ほうれん草やブロッコリーなどは、一度に大量に食べる事は避けましょう。
加熱や水さらしは 殆ど関係しないので、ジュースや煮込みでも変わりません。 
海藻にもビタミンKを多く含むものがありますので注意しましょう。
薬味や味噌汁程度ならOKですが
ひじきの煮物や、手巻き寿司の焼き海苔などは多く食べ過ぎてしまいやすい食べ方です。



食品一回あたりの目安量ビタミンK量(μg)
ほうれん草50g(おひたし)190
モロヘイヤ50g(おひたし)225
ブロッコリー30g(つけ合せ)45
生わかめ30g(あえもの)42
ひじき40g(乾燥8g)40
干し海苔3g(全形1枚)78
味付け海苔4g(1パック)26
抹茶2g(1人分)58
きゅうり50g(約1/2本17
ピーマン35g(中1個)7
※含有量・目安量は季節・商品によって異なります

≪通常の食べ方では問題ないもの≫
色のうすい野菜や、赤や黄色の野菜にはビタミンKはそれほど含まれていません。
また、緑色でも 豆類や ピーマンなどの果菜類には 少な目です。
「緑黄色野菜」は、身体にとって必要なのでニンジンや南瓜、ピーマンなどを中心としてほうれん草などは一日に重ねて食べず2~3口程度までにすると良いでしょう。
ほかにも、誤解しやすい食品として、ヨーグルトなどの発酵食品・納豆以外の大豆製品に不安を感じる患者様もいらっしゃいますが、食べても問題ありません。

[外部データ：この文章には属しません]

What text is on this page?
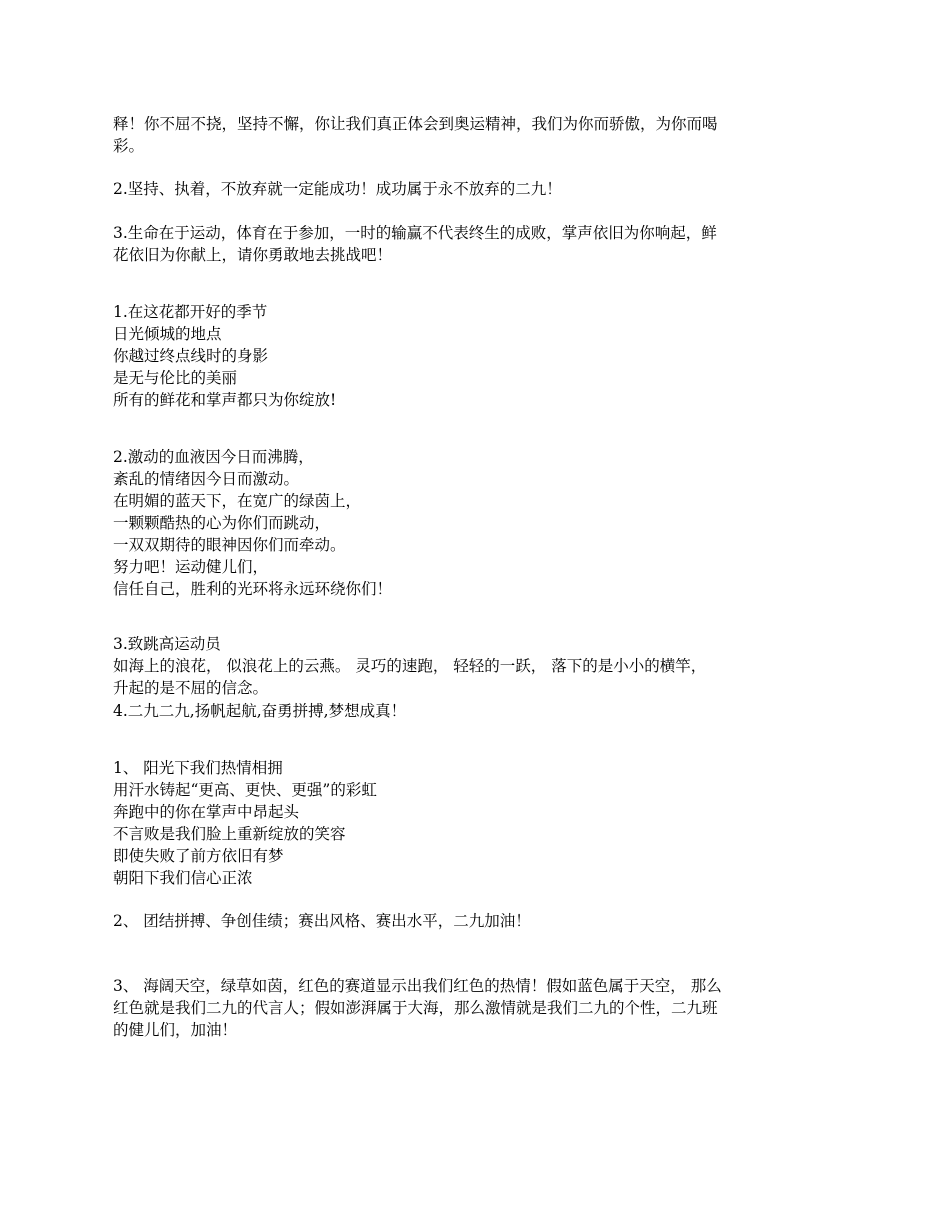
释！你不屈不挠，坚持不懈，你让我们真正体会到奥运精神，我们为你而骄傲，为你而喝
彩。
2.坚持、执着，不放弃就一定能成功！成功属于永不放弃的二九！
3.生命在于运动，体育在于参加，一时的输赢不代表终生的成败，掌声依旧为你响起，鲜
花依旧为你献上，请你勇敢地去挑战吧！
1.在这花都开好的季节
日光倾城的地点
你越过终点线时的身影
是无与伦比的美丽
所有的鲜花和掌声都只为你绽放!
2.激动的血液因今日而沸腾，
紊乱的情绪因今日而激动。
在明媚的蓝天下，在宽广的绿茵上，
一颗颗酷热的心为你们而跳动，
一双双期待的眼神因你们而牵动。
努力吧！运动健儿们，
信任自己，胜利的光环将永远环绕你们！
3.致跳高运动员
如海上的浪花， 似浪花上的云燕。 灵巧的速跑， 轻轻的一跃， 落下的是小小的横竿，
升起的是不屈的信念。
4.二九二九,扬帆起航,奋勇拼搏,梦想成真！
1、 阳光下我们热情相拥
用汗水铸起“更高、更快、更强”的彩虹
奔跑中的你在掌声中昂起头
不言败是我们脸上重新绽放的笑容
即使失败了前方依旧有梦
朝阳下我们信心正浓
2、 团结拼搏、争创佳绩；赛出风格、赛出水平，二九加油！
3、 海阔天空，绿草如茵，红色的赛道显示出我们红色的热情！假如蓝色属于天空， 那么
红色就是我们二九的代言人；假如澎湃属于大海，那么激情就是我们二九的个性，二九班
的健儿们，加油！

ビタミンKは、もともと腸内でも合成されている栄養素です。禁止食品以外はそれほど神経質になる必要はありませんが、人によってお薬の効き方は違いますので必ず医師の指示に従いましょう
気になる食べ方をしたときは、どれくらい食べたのか覚えておいて頂くと、参考になる場合があります。